GSElevator is the blog for GSElevator, a Twitter account that shares overheard Goldman Sachs gossip. So, having recently covered Tips for Surviving a Goldman Sachs Internship and Attending a Sporting Event With Your Bossmy latest attempt by request is a fresh, succinct, and definitive guide to dressing like an investment banker.
The genesis of this post is simple; American men dress like s Who better to help than the aggregated and infinite wisdom of GSElevatorwith a comprehensive list of business fashion tips from the halls of Goldman Sachs? Most Brits aren't gay, but their socks are.
I wear a brand new pair of socks every day. That's probably my only indulgence. No cuffs and no pleats; pleats are for guys with gunts front asses.
SNL: Dwayne Johnson joins the Five-Timers Club
Belt loops are optional. If you have a decent tailor, rock the side tabs.
Watch Reliable Investments From Saturday Night Live - iwysuhod.web.fc2.com
I don't need one; did you forget to get your suit tailored? Actually, side tabs are rather convenient if you are a junior banker. A half or full Windsor are both fine, depending on the thickness of the tie and the spread of the collar.
Handshakes and tie knots. I don't have time for someone that can't master those basic skills. Hermes ties are like Air Jordans for white people. There's nothing pretentious about keeping a tie journal. It keeps me on a solid week rotation.
Is that a brown suit? The back office is in Jersey City, pal. Gucci suits are like Corvettes. They're a great way of telling people you didn't always have money.
Why do people wear wool if alec baldwin stockbroker know cashmere exists? There is no such thing as turtleneck weather. Stick with Polo shirts; no one cares to watch you inevitably mime golf swings. Nothing says douchebag quite like wearing an Augusta golf shirt when the Masters are on.

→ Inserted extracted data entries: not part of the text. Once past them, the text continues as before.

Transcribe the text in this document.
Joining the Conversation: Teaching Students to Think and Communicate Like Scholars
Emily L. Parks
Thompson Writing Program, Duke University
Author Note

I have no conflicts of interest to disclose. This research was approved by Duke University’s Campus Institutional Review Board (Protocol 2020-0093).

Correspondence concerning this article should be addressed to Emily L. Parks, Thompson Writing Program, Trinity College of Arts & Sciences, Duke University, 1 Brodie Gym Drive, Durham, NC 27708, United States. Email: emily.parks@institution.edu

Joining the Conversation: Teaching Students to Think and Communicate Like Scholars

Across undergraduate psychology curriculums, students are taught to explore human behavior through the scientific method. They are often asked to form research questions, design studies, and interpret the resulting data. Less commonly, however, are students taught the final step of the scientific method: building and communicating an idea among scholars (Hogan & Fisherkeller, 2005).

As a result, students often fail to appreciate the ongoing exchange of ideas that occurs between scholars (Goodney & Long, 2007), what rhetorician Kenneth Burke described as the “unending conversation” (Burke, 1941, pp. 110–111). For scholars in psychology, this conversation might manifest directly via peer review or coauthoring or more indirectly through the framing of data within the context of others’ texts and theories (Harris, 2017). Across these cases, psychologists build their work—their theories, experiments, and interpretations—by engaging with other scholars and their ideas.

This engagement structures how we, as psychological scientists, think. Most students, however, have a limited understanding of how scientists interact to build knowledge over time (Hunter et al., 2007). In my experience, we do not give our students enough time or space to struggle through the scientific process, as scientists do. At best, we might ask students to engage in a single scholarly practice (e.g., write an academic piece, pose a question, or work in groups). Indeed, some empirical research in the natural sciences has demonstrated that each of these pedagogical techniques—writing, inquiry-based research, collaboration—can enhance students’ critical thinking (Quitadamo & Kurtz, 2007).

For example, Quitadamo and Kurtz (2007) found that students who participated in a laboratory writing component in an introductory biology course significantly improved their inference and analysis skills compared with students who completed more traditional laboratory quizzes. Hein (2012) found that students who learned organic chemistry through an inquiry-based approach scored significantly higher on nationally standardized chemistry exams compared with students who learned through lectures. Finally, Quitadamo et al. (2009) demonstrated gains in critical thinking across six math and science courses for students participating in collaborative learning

Wearing a Rolex is like driving an Audi.
It says you've got some money, but nothing to say. Thanks to Hank Paulson, Nike running watches and Livestrong swiss study stockbrokers were to what Lloyd's stubble beard has been to There are quite a few senior guys that still wear a Nike sport watch, intentionally, or even no watch at all.
Forget all about Hublot.
Hublot was a second-rate brand with third-rate craftsmanship until about 15 years ago when they arbitrarily doubled the price and started paying celebrities and stryker stock market figures to wear them.
It's been a marketers wet dream. In New York, don't trust a banker with a pocket square. In London, it's a pinky ring. And in Asia, don't f--king trust anyone.
Like Ambien and red wine, the wrong fashion combination can become a disastrously lethal cocktail of Larry Kudlow-esque proportions.
A double-breasted suit and a blue shirt with a white collar? Was it a rough night in the water bed? Plaid shirt, bow tie, and pocket square is the douchebag trifecta. Finally, "an architect is only as good as his builder, and a fashion designer is only as good as your tailor. There you have it; head to toe.
Tech market is nowhere near the dotcom days. How augmented reality is changing the way we work. You are using an outdated version of Internet Explorer.
For security reasons you should upgrade your browser.
How To Dress The Part On Wall Street - Business Insider
Please go to Windows Updates and install the latest version. Trending Tech Insider Finance Politics Strategy Life Sports Video All. You have successfully emailed the post. The Unauthorized Rules Of How To Dress At Goldman Sachs. GSElevator Men's Fashion Finance Clothes. Recommended For You Powered by Sailthru.
The Unauthorized Rules Of How To Dress At Goldman Sachs The Unauthorized Rules Of How To Dress At Goldman Sachs From head to toe. Thanks to our partners.